Though Expedition Everest is a success on nearly all counts we wouldn’t be doing our jobs at Re-imagineering without noting a handful of minor criticisms for the record:
• This isn’t the first Disney runaway mine train attraction (Big Thunder) nor the first Disney rollercoaster with a Yeti (Matterhorn Mountain).
• Expedition Everest is yet another thrill ride wrapped in designer rock-work.

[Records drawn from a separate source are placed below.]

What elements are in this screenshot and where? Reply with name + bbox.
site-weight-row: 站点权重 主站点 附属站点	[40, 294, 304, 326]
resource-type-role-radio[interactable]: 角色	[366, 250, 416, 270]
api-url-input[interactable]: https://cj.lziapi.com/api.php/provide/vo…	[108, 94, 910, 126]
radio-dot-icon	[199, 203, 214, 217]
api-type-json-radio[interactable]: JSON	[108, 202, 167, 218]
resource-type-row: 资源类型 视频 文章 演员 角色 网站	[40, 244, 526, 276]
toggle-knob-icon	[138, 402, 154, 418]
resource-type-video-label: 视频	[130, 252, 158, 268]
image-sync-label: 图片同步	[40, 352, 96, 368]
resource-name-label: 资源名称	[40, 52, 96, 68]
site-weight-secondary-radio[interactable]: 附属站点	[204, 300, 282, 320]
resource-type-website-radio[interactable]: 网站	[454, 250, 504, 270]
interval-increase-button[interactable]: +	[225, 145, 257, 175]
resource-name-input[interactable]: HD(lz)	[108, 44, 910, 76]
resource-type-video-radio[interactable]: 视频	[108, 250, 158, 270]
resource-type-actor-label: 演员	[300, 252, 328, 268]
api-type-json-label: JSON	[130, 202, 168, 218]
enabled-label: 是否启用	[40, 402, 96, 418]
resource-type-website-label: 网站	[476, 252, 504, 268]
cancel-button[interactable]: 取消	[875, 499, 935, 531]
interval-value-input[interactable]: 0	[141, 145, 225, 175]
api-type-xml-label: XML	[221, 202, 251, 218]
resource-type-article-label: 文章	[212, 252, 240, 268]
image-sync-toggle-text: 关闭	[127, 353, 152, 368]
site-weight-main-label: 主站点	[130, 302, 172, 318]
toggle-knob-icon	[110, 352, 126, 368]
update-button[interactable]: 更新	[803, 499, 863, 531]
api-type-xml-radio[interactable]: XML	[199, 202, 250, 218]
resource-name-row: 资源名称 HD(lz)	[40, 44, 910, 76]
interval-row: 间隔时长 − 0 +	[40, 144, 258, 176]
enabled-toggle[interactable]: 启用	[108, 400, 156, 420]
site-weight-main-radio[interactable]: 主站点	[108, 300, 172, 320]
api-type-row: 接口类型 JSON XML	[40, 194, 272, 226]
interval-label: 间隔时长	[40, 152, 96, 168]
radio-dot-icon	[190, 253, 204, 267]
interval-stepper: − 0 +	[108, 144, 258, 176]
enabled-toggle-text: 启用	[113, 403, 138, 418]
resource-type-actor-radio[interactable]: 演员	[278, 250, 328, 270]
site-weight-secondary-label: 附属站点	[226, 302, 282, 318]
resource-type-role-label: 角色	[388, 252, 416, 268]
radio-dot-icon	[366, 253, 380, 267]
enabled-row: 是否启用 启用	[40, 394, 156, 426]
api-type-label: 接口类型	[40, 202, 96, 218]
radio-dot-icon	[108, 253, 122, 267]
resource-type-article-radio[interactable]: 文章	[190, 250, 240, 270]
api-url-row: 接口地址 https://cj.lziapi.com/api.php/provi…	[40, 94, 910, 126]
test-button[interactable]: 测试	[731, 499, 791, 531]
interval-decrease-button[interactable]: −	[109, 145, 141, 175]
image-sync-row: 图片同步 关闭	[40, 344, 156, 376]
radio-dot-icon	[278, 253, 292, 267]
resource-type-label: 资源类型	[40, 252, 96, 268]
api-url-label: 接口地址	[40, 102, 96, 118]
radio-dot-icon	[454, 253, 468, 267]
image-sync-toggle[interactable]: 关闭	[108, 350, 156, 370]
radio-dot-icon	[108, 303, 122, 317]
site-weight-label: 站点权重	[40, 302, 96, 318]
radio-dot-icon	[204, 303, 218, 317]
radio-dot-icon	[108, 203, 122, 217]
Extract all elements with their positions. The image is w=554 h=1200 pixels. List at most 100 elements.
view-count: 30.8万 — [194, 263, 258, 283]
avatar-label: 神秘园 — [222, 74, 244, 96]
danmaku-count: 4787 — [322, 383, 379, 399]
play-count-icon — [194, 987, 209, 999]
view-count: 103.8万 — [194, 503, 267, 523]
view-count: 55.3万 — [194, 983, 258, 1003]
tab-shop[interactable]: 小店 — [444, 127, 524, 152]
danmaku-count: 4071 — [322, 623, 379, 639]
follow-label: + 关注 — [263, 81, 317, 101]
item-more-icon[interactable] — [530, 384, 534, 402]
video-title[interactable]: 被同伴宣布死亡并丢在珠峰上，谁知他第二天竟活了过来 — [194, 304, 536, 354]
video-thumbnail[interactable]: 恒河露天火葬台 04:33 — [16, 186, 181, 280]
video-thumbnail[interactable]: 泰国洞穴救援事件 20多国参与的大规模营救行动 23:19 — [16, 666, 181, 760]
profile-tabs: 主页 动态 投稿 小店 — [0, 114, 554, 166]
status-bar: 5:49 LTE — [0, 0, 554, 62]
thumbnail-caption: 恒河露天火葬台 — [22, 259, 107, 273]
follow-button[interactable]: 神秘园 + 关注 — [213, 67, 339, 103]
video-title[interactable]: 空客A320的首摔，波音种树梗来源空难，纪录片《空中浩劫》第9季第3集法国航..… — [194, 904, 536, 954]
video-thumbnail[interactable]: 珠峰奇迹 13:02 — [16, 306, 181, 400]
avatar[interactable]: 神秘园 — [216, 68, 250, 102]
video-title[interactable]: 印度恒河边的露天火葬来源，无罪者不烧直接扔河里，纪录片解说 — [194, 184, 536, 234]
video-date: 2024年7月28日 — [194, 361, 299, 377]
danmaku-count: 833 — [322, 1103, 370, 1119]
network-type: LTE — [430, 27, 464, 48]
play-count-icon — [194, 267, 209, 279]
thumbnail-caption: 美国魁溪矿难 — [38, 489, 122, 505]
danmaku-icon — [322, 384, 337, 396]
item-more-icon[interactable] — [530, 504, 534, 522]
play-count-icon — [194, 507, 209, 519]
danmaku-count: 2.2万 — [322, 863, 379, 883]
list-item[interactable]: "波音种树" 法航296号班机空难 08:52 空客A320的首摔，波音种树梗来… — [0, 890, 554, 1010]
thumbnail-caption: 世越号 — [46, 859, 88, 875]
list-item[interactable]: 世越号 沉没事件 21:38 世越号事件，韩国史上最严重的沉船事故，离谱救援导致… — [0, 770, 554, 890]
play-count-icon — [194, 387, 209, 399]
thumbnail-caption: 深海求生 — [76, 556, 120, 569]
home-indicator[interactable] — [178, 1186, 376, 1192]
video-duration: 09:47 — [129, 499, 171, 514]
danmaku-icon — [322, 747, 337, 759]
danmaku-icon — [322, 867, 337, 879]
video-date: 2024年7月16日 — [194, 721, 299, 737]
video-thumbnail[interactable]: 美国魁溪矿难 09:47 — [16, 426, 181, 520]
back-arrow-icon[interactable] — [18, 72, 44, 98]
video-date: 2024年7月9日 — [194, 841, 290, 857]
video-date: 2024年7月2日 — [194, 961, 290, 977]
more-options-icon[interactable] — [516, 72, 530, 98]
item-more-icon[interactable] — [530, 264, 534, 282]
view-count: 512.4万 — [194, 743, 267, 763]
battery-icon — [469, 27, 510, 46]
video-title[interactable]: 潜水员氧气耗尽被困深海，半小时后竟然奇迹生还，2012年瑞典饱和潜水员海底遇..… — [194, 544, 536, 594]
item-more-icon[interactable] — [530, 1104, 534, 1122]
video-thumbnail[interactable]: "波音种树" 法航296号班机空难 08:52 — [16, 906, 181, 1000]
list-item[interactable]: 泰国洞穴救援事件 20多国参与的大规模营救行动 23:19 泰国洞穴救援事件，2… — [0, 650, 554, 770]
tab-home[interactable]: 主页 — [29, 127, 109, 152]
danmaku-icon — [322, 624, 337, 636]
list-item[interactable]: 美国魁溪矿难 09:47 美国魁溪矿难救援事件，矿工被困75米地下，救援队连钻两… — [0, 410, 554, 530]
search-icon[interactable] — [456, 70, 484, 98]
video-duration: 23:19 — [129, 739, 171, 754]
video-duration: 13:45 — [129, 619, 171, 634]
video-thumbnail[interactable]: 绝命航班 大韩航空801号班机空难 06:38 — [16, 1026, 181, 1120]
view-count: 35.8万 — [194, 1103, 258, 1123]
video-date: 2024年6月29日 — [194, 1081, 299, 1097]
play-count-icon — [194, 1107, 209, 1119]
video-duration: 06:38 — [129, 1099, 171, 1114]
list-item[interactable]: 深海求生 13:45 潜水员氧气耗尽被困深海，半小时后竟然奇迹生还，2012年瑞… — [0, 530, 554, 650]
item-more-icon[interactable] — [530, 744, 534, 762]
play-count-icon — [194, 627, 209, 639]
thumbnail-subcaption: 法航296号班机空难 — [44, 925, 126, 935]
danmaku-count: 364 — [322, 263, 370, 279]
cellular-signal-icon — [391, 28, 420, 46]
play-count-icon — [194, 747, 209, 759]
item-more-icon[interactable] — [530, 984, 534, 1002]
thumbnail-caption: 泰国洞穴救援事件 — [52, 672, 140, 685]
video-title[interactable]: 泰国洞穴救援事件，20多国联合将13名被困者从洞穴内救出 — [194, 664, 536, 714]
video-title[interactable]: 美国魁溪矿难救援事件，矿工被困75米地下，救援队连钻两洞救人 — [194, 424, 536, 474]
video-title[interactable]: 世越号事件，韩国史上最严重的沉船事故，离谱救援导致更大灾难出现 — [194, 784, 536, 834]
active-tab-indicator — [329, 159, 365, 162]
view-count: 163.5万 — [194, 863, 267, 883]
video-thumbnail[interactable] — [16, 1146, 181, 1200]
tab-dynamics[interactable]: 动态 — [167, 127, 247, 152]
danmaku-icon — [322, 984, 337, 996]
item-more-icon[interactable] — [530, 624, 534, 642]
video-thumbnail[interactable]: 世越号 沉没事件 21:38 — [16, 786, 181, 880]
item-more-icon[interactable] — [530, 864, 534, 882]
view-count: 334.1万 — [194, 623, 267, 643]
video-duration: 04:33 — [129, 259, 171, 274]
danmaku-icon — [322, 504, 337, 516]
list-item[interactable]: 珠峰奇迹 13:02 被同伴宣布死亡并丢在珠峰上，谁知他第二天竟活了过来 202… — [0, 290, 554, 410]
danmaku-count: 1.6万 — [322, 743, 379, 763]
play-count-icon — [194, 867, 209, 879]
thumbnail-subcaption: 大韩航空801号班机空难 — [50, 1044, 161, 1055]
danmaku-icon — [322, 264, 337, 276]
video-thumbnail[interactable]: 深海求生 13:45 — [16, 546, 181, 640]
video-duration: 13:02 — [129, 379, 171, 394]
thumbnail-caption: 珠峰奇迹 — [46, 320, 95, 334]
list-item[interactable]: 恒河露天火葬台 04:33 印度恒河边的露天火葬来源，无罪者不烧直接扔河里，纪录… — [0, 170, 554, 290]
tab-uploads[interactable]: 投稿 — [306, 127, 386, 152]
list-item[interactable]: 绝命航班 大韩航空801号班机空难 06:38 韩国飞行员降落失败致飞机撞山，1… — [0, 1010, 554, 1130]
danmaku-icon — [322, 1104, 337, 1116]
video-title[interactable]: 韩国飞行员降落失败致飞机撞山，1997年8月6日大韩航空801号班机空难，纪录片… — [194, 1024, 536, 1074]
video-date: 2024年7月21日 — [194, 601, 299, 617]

• Other than the state of the art Yeti figure, the largest and most powerful to date, the remaining technology within Expedition Everest doesn’t appear to have been pushed to levels heretofore unseen. Universal’s Mummy attractions got to the forward-backward gimmick several years before Disney and the actual ride system (though sporting a whisper quiet lift) doesn’t break any new ground.
• A huge chunk of Expedition Everest’s backside, with all the support structure, walkways and show girding exposed, can be clearly viewed from the parking lot, contributing to the infamous “bad show” cast members are all too familiar.
• Finally, and this can perhaps be seen as a compliment, the show is just too short. With a ride time well under four minutes and the climactic brush with the Yeti coming in at around five seconds one wonders when guests will ever see another 15 minute fully immersive attraction again. Here’s hoping that’s Joe Rohde’s next assignment.
Still, these are quibbles. When Disney Imagineering gets it as right as they do here all involved deserve every accolade thrown their way.
To Joe Rohde and his exemplary team of designers and craftspeople, kudos of the highest order. You guys truly “get it”. Against all odds you fought for your vision within a politically charged and often toxic corporate culture and you succeeded beautifully. Let us hope that your expertise will touch many more Imagineering projects in the years to come.